The longing for our son started several years ago.  Loren and I had always wanted to adopt some day.  That was the plan, from the beginning.  Someday, down the road, when the time was right.  In the meantime we had two beautiful girls, but when we discovered that our youngest daughter, Miss Elliott, was terminally ill at the age of ten months old with a rare genetic condition that we had unknowingly passed on to her, we could see that our path had been made clear.  There was no treatment or cure for her condition, and she would pass away, most likely by the age of four years old.  Our grief for our daughter, our family, for what we would never have, and what we would lose, began in that very moment.  Understanding that from this point forward, adding to our family biologically would never again be an option again was devastating in itself, but remembering the idea for adoption we had first held so many years earlier was comforting and secured our belief that it was the right choice for us.  Losing our daughter to Tay-Sachs Disease, just over two years later, was nearly an unfathomable occurrence, even with a preemptive understanding of the situation itself, it did nothing to diminish our pain.

We had never intended to stop growing our family at two children.  Even if we had made that decision, as a woman, suddenly not having the ability to make it for myself made me feel as though I were being robbed of a part of my femininity.   We didn’t want Skylar to grow up as an only child.  We wanted to round out our children, our two beautiful daughters, with a son of our own as well.  We wanted Skylar to have a brother.  A sibling to play with, laugh with, fight with, to tell secrets to, and even to gang up against mom and dad with.  Adoption was the answer, and our chance to expand our family.  This was our chance at having the son we may, under other circumstances, have never known.  Beyond that, we felt that it was our duty to do so.  Who knows what life would have had in store for us had we not lost our Miss Elliott.  Would adoption have been nothing more than a pipe dream or a well intentioned idea that we never got around to, slowly cooling off on the back burner of life?  I don’t know.  What I do know is that we felt that because of the blessing of Miss Elliott’s, albeit, too-short life, we had been given the chance to help another child in need.  A child that may not otherwise be able to experience the love of a family that he so deserved.

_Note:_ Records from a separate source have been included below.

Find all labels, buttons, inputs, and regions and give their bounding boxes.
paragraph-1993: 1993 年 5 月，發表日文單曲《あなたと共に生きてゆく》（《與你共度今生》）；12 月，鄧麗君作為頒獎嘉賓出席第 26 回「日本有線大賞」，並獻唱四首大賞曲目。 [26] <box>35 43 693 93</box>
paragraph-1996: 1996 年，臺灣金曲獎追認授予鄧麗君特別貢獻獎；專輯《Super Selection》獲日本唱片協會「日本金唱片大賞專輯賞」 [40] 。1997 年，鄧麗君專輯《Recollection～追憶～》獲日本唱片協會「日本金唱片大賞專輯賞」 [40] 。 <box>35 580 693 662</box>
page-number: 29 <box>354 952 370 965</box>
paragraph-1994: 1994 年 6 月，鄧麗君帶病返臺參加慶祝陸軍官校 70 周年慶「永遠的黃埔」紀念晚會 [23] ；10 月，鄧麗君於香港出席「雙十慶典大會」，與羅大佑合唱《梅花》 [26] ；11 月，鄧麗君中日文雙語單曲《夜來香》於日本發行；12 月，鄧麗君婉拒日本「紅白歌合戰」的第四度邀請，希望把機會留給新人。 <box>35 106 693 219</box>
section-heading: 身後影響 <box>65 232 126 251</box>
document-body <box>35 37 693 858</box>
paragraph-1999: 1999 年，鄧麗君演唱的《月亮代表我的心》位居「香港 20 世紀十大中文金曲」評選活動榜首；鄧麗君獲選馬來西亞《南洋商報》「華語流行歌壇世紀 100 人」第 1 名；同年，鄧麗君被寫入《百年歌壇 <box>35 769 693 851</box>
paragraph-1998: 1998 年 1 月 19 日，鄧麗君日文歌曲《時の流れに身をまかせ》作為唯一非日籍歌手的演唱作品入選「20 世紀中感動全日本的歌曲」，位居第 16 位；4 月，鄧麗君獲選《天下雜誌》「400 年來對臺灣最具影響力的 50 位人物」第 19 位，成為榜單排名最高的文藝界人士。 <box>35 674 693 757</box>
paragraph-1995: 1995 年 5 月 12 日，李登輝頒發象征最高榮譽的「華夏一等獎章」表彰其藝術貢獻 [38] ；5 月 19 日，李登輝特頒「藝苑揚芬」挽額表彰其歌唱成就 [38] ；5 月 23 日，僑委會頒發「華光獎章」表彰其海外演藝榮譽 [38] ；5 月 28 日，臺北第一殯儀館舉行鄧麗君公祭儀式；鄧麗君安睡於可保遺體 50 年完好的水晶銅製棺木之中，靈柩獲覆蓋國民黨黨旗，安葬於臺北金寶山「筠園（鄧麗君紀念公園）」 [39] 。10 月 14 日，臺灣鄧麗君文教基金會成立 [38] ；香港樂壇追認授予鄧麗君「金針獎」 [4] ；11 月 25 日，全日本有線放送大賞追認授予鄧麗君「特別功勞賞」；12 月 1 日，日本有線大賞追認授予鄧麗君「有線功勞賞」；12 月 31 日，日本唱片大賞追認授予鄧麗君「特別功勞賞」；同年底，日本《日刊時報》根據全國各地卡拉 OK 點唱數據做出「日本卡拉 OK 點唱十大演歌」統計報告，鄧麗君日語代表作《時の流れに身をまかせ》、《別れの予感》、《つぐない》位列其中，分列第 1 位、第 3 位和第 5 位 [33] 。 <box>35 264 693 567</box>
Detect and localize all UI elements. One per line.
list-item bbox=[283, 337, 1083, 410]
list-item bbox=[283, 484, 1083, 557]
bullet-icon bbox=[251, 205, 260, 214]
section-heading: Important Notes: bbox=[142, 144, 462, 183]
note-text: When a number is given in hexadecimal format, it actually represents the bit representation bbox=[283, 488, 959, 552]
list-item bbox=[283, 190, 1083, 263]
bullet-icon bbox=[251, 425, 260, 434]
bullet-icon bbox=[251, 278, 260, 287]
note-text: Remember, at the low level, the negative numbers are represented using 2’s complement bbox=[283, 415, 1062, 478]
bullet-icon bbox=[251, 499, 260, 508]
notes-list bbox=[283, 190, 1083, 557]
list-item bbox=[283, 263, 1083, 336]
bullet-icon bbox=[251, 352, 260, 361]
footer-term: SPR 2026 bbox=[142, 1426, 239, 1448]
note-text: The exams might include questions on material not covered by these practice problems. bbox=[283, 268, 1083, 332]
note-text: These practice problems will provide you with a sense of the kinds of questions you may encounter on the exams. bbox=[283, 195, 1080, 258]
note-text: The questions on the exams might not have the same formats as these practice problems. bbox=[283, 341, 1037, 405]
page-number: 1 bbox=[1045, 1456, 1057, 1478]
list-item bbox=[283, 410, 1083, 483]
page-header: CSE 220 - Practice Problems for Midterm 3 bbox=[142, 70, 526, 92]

Another blessing of Miss Elliott’s life came in the form of Skylar’s ability to express a deep and sincere sense of compassion for others.  She is so kind, patient, selfless, and accepting of everyone.  She amazes me with her strength and resilience every day.  She gives me reason to move forward.  Her sister was different, but not to her.  Miss Elliott was the only sibling Skylar had ever known, and Skylar has always been proud to be her big sister.  Though she couldn’t walk or talk, couldn’t see or function cognitively, it never mattered to Skylar.  She loved her sister for who she was, not what she could or couldn’t do.  There were no qualifications for her love.  She gave it willingly, without condition or reservation.

When I see Skylar welcoming and befriending a new student in class, helping a special student to achieve a task, tending to the younger children in a group, excitedly pointing out her sister’s name on a sign, or even praying for her brother to come home soon, I know how truly blessed we are and how wonderfully all of our children have changed our lives.  Whether they’re here with us, have moved past us, or have yet to come home to us, all of our children have given us extraordinary gifts in life that we couldn’t imagine living with out.  From the daughter I knew for a short while, to the daughter who continues to teach me every day, and the son I’ve not yet come to know, I am blessed with riches beyond worldly compare.